• Grâce aux électrons libres présents dans le sol, le dispositif de la start-up peut fournir 0,2 watt par mètre carré et incarne une alternative durable et pertinente pour les acteurs de l’AgTech.
• L’impact sur le sol, explique le chercheur, est quasiment inexistant, puisque les plantes et les bactéries lui permettent de se reconstituer continuellement.
Comment est-il possible d’alimenter une batterie à partir de l’énergie du sol ?
Jakub Dziegielowski : Notre dispositif utilise une pile à combustible qui exploite les électrons présents dans le sol pour générer de l’électricité. Dans le sol, il y a toute une économie circulaire où les nutriments sont constamment réapprovisionnés par les plantes qui sécrètent des substances organiques, ou par les engrais qui fournissent de l’énergie à la terre. Il y a donc des matières organiques que les microbes convertissent en électrons libres. Nous avons donc conçu un dispositif qui capture ces électrons libres sur une électrode et, avec une autre, nous créons un environnement électrochimique approprié pour les conduire à circuler à travers un fil et ainsi pouvoir recharger une batterie. Nous avons un prototype que nous allons adapter pour des applications terrain et pour le tester.
Nous avons prouvé que nous pouvons générer de l’énergie de manière durable pendant quatre ans. On peut fournir 0,2 watt par mètre carré.
Ce dispositif ne risque-t-il pas de détériorer le sol ?
Nos dispositifs sont petits et ont un impact minime sur l’écosystème, et les analyses du sol nous ont permis de voir qu’ils avaient plus d’effets positifs que négatifs. En termes de qualité du sol, nous n’avons pas constaté d’appauvrissement car les plantes et les bactéries se reconstituent continuellement. Le sol est un milieu complexe, capable de se maintenir et de rester stable. L’entreprise, qui est un spin-off [start-up issue d’un projet de recherche] de l’Université de Bath, a été officiellement lancée le 1er juin 2024. Nous sommes donc en train de breveter notre technologie.
Vous expliquez qu’il répond à des besoins dans le secteur agricole…
L’an dernier, mon doctorat a été sponsorisé par le programme ICURe [Innovation-to-Commercialisation of University Research] du gouvernement britannique pour l’accélération de l’innovation.
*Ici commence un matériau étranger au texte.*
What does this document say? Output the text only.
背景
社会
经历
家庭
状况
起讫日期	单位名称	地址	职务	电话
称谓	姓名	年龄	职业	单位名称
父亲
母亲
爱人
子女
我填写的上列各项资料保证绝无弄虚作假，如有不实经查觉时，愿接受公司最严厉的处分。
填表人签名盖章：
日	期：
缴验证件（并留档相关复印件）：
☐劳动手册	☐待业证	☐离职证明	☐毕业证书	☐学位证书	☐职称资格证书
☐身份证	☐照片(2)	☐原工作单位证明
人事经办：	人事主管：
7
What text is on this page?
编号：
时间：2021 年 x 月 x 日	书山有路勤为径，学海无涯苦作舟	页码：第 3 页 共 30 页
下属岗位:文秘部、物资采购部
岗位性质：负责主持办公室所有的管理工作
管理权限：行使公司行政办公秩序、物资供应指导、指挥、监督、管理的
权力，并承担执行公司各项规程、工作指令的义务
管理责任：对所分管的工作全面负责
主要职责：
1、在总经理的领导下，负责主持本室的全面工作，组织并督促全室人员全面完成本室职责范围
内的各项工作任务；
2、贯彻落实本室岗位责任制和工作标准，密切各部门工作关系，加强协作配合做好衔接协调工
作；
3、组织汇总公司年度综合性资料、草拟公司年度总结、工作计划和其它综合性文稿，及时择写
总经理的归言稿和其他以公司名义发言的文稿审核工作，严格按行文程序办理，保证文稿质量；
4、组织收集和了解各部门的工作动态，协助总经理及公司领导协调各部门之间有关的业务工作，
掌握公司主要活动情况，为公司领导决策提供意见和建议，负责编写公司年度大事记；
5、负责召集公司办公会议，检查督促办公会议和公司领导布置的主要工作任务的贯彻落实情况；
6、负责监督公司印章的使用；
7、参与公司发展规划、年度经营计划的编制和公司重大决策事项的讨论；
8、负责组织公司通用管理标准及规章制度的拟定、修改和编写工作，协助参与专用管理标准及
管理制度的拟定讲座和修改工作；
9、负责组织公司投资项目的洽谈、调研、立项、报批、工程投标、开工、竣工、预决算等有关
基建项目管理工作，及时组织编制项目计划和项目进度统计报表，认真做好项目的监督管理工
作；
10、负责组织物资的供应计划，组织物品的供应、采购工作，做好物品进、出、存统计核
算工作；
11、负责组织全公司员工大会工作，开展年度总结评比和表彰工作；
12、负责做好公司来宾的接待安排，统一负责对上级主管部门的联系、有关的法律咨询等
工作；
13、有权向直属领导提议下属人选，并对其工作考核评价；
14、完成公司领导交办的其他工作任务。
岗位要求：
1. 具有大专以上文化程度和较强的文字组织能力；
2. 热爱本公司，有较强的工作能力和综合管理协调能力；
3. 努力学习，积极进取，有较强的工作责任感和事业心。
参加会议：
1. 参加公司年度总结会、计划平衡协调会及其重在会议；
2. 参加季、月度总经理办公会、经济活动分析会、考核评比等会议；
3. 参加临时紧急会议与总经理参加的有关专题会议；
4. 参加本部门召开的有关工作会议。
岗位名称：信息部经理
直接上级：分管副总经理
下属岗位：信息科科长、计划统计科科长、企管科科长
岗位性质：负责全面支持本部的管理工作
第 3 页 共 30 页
J’ai pu ainsi parcourir le monde et comprendre les différents domaines d’activité et j’en ai déduit que l’ est un secteur où ce type de technologie peut être très utile, au regard des retours positifs que j’ai reçus au Canada, aux États-Unis ou en Europe. Les agriculteurs utilisent de plus en plus les objets connectés pour comprendre leurs terrains, leurs ressources et prendre de meilleures décisions. Mais le déploiement de l’IoT est coûteux, notamment en raison de l’alimentation des dispositifs sur des exploitations reculées ou de vastes exploitations. Les panneaux solaires, qui peuvent entraver le travail sur une exploitation, ne sont pas toujours la meilleure solution. Outre l’AgTech, notre technologie intéresse également des acteurs dans la surveillance environnementale et dans le secteur de la défense.
Entre vos premières expérimentations en 2019 et aujourd’hui, comment avez-vous amélioré la performance ?
En 2019, nous sommes partis au nord-est du Brésil, dans une région très pauvre où l’accès à l’eau potable et à une énergie stable est compliqué. Nous souhaitons tester un prototype dans l’objectif de développer un système de purification d’eau en utilisant l’énergie du sol comme source d’énergie. À l’époque, nous avions besoin de 64 dispositifs pour traiter 3 litres d’eau par jour. Désormais, on peut atteindre 30 litres d’eau par jour avec seulement 16 dispositifs. La durée de vie théorique de notre dispositif est de 25 ans, ce qui correspond à la durée avant la dégradation des matériaux. Pour l’heure nous avons prouvé que nous pouvons générer de l’énergie de manière durable pendant quatre ans. De toute évidence, la taille des dispositifs peut être ajustée en fonction des besoins énergétiques. Actuellement on peut fournir 0,2 watt par mètre carré.
Sources :
Towards effective energy harvesting from stacks of soil microbial fuel cells (en anglais)
En savoir plus :
Bath Uni scientists harness soil to generate green energy (en anglais)
L’agtech ou « agritech » est une contraction des mots agriculture et technologie. Il s’agit d’un secteur d’activité où sont conçus des outils technologiques et numériques pour améliorer le quotidien des agriculteurs, qu’il s’agisse de drones, de systèmes météorologiques, d’objets connectés ou de logiciels… Un objectif est d’aider les professionnels à améliorer leur rentabilité et le rendement de leurs exploitations.